Kate Mackenzie Delaying investment projects: who’s doing it, and why

There have been a myriad of warnings in recent months that the downturn in oil prices will store up a price rise – at a time when the world economy may not be able to cope. Yesterday the US energy secretary even asked Opec to avoid production cuts for this reason. But ironically, a key threat to the world’s non-Opec supply – which we saw this morning is predicted to see no growth this year – is low prices. Many oil sources are just not efficient at a price below $50 or even $40 a barrel.

The biggest oil companies are just about maintaining their investment levels for this year – although they’re clearly trying to drive down their own costs. Some Opec members are not having so much luck.

And even the outer tier of the big oil companies are finding investment difficult in the current environment. Conoco Phillips this week confirmed it would reduce its spending on projects by $2.8bn this year.
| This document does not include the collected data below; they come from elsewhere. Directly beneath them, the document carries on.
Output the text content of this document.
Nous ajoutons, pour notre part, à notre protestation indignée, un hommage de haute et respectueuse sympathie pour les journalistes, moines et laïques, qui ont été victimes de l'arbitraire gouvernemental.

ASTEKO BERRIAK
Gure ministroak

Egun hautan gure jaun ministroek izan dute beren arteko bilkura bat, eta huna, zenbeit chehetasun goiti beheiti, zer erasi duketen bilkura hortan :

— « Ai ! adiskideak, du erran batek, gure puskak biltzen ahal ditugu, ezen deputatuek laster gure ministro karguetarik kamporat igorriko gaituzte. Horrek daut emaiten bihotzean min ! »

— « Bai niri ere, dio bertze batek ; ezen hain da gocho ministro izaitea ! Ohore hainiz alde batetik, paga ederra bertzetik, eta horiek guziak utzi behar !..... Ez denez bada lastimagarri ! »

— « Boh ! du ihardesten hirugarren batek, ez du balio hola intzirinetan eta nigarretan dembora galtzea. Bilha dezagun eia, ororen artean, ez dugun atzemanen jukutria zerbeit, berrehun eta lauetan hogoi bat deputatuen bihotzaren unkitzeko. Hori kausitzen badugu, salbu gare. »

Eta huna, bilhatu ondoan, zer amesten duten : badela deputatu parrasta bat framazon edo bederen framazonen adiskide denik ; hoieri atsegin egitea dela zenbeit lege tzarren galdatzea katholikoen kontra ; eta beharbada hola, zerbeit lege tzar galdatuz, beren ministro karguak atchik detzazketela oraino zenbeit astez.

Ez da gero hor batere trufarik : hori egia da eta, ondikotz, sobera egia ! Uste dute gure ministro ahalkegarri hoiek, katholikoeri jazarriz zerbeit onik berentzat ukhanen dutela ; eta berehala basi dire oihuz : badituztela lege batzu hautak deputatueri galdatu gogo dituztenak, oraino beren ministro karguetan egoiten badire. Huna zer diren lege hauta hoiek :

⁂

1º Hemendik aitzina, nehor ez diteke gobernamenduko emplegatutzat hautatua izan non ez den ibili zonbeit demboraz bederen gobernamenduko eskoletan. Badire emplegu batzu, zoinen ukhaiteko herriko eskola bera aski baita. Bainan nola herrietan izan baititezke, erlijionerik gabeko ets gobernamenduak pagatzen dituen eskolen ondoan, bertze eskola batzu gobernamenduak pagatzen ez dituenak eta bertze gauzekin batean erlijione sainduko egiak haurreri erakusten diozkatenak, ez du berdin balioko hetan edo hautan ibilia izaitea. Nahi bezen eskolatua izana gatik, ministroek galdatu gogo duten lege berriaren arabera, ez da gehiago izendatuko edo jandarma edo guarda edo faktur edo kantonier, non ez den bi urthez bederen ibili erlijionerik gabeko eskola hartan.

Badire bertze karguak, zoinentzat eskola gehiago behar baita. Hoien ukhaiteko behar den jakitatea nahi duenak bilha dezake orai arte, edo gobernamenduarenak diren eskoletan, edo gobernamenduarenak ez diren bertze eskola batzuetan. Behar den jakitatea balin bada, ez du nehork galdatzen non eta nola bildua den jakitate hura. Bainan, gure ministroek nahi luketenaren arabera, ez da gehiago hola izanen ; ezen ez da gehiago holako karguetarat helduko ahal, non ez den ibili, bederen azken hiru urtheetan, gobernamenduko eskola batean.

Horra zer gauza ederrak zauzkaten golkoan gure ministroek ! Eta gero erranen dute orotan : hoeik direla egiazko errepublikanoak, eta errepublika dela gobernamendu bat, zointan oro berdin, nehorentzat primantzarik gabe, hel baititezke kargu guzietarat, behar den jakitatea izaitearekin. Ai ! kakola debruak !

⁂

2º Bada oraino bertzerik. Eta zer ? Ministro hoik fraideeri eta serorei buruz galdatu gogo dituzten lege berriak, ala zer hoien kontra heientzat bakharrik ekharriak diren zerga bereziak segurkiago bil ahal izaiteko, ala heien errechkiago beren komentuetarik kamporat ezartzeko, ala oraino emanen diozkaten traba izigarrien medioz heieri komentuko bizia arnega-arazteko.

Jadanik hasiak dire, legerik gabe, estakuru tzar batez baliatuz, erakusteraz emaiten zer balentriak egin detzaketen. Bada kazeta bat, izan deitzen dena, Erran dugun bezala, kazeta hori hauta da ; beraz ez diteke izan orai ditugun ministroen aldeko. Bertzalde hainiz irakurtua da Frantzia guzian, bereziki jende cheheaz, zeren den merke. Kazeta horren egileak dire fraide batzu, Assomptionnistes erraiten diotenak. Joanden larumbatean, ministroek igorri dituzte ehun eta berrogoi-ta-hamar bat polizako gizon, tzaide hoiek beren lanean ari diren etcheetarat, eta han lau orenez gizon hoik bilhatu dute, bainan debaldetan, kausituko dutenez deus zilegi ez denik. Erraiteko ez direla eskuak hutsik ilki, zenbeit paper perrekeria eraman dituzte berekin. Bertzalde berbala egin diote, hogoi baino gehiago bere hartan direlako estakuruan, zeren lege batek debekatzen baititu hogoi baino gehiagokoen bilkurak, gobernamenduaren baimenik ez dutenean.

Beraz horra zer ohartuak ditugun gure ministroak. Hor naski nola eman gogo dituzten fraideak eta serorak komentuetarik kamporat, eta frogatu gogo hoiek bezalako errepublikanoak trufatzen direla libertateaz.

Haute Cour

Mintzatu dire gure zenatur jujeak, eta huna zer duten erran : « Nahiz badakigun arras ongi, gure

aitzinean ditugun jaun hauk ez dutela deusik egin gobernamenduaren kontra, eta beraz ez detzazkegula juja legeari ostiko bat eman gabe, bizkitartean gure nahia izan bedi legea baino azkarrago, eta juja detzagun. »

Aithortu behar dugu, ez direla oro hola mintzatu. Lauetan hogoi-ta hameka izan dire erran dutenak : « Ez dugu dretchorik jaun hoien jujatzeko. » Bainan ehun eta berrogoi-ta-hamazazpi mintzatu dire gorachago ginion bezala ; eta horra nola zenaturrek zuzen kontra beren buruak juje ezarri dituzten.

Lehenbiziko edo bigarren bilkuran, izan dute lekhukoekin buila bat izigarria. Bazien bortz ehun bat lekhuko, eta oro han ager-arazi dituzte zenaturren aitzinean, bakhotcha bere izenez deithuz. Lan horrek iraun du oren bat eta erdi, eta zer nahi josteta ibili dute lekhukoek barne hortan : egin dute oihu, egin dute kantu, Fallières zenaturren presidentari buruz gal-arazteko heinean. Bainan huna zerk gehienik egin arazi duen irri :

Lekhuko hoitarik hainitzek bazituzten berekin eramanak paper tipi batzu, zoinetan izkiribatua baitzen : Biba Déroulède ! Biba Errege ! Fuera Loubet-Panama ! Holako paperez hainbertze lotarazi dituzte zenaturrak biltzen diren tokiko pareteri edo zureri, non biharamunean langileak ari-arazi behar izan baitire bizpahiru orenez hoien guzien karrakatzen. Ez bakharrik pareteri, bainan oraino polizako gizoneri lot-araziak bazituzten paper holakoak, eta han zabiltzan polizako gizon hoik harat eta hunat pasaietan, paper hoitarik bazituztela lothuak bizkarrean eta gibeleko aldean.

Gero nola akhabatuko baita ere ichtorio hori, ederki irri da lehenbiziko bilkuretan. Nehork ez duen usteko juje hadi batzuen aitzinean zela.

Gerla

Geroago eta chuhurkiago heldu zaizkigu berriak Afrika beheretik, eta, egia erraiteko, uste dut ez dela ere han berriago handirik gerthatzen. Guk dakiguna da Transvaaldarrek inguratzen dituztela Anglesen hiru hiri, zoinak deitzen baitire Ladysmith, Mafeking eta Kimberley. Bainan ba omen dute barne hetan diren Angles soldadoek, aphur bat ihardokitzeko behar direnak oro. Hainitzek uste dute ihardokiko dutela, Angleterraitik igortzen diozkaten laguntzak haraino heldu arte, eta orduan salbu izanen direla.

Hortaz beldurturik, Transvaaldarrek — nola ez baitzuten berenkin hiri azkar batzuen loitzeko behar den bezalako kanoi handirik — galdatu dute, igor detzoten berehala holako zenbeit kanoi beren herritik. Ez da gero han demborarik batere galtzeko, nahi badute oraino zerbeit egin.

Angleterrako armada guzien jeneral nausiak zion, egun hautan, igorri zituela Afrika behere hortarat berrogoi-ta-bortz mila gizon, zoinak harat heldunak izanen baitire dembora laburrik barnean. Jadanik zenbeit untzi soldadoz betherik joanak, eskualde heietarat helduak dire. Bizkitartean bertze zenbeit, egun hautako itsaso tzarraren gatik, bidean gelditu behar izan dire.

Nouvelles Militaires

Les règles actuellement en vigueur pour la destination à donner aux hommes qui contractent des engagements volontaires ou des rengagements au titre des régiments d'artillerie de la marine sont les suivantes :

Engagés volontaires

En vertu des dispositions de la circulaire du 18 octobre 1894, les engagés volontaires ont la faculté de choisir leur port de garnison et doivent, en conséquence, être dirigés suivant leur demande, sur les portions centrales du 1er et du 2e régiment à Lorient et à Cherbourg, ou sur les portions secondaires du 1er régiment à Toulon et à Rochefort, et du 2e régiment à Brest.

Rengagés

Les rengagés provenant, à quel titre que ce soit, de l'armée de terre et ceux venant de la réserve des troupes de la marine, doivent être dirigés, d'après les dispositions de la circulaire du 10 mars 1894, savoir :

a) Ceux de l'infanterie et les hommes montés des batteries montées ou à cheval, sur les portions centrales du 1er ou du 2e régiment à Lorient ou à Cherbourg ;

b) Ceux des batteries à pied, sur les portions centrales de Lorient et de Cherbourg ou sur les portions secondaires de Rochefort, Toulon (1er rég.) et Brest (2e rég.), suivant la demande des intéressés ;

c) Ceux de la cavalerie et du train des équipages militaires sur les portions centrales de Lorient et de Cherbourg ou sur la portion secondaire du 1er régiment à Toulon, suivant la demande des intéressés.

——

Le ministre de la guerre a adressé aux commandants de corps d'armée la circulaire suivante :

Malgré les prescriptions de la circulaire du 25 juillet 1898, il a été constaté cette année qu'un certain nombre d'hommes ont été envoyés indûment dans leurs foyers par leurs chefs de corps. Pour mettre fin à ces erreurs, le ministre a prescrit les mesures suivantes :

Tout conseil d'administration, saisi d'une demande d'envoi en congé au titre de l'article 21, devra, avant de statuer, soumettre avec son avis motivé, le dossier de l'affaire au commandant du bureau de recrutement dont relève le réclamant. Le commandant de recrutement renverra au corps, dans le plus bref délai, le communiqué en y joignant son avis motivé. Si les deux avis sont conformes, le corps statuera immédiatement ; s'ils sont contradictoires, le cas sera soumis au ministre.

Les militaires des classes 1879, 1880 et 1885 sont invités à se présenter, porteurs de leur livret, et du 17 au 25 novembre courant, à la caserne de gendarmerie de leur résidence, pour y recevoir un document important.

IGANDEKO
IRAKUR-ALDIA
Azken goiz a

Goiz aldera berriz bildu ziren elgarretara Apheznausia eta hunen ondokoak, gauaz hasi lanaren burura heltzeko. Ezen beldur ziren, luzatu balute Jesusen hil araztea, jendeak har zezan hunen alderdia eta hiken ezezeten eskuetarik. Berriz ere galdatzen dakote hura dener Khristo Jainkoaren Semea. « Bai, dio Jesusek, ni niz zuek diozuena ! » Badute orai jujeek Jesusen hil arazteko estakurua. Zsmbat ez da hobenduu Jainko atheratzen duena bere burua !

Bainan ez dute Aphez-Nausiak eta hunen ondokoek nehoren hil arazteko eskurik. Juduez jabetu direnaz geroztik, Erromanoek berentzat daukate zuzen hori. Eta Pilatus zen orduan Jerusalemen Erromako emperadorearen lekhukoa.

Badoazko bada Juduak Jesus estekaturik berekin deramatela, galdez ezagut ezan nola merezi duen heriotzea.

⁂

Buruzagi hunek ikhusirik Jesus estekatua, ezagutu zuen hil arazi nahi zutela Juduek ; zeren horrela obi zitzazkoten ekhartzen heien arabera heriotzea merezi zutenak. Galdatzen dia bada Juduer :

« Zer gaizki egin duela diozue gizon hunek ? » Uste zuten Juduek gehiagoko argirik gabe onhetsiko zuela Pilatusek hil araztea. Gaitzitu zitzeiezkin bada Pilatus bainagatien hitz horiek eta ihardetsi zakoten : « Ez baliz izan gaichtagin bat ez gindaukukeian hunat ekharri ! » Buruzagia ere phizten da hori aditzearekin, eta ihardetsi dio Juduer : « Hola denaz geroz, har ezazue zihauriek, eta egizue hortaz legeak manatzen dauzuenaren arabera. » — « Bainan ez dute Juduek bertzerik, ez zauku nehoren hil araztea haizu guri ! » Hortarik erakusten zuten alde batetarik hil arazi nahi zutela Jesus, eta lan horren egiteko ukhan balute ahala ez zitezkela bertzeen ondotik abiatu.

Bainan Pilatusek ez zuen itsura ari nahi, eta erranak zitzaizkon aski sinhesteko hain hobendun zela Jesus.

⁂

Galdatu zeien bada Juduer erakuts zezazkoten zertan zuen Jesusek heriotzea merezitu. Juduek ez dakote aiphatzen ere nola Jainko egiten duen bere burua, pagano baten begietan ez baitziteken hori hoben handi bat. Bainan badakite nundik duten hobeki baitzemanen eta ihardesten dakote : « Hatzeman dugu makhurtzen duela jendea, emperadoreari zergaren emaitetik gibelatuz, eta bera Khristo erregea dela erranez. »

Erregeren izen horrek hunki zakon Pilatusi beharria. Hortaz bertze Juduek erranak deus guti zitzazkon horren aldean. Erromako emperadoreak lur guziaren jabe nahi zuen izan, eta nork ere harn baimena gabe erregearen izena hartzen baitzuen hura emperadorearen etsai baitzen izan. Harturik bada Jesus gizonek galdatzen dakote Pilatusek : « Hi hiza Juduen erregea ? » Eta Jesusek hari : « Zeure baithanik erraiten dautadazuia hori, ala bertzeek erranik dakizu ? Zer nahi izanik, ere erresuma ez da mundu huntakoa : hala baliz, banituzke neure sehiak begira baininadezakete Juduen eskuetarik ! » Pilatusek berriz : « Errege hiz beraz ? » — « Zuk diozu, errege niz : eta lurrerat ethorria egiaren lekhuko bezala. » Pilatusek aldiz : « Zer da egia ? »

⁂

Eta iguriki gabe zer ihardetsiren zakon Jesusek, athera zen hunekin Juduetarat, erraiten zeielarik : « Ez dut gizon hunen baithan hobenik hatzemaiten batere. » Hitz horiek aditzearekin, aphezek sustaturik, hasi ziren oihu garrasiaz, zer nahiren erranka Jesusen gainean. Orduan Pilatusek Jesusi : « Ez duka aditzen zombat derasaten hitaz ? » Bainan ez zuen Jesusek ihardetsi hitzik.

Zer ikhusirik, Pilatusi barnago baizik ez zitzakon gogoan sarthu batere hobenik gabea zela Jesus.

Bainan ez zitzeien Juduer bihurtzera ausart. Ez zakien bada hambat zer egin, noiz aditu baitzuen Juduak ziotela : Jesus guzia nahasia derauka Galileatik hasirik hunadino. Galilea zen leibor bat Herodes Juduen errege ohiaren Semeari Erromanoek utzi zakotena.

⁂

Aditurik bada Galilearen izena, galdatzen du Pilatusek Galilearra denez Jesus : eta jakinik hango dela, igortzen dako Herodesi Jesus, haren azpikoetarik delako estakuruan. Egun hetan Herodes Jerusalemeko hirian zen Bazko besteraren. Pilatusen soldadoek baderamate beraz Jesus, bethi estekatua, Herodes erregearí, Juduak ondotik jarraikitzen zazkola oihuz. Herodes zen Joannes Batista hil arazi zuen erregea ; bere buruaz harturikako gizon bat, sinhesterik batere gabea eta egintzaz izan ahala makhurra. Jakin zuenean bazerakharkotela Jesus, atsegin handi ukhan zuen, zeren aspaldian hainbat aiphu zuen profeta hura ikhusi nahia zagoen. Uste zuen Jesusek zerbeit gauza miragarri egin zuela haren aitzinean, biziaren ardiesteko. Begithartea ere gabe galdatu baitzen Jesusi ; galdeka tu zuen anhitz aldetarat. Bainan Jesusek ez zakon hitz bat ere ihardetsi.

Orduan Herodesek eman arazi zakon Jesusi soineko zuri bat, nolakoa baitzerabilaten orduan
At the very small end of the scale, wells that pump 15 barrels a day or less – which provide a fifth of the US production – are also struggling.

UBS analysts Jon Rigby and Melanie Savage from a couple of weeks ago, in which they looked at oil and gas investment projects and found delays everywhere.

They also provide a useful list of those that have already been delayed.

They see a “significant number” of new projects needing an oil price of $60 per barrel, which is their forecast for the year but “with, arguably, risks to the downside”.


UBS warns there is a risk that falls in oil supply will overshoot the fall in demand, because of the natural decline rate of oil and gas fields. The IEA estimates that the average production-weighted decline rate is 6.7% for post-peak fields and, without ongoing and periodic investment, is 9%. A dip in demand of 1 – 2% will still require continuing investment, says UBS.

Meanwhile there are plenty of projects scheduled for this year, but Rigby and Savage question how this will play out:

“We currently show around the same number of projects due for FID in 2009 and we saw in 2008. Our sense, however, is that the risk to this outlook is firmly to the downside. 2009 feels like it will be a classical deflationary spiral with buyers delaying purchase decisions as the price of commodities and services falls. At some stage an assessment will be made as to an appropriate trade-off and the trigger will be pulled on these projects as well as a whole list of other projects waiting for approval which we have classified for 2010.

In an example of this, BP this month began arranging meetings with its suppliers with a view to driving down costs on projects close to getting the go-ahead.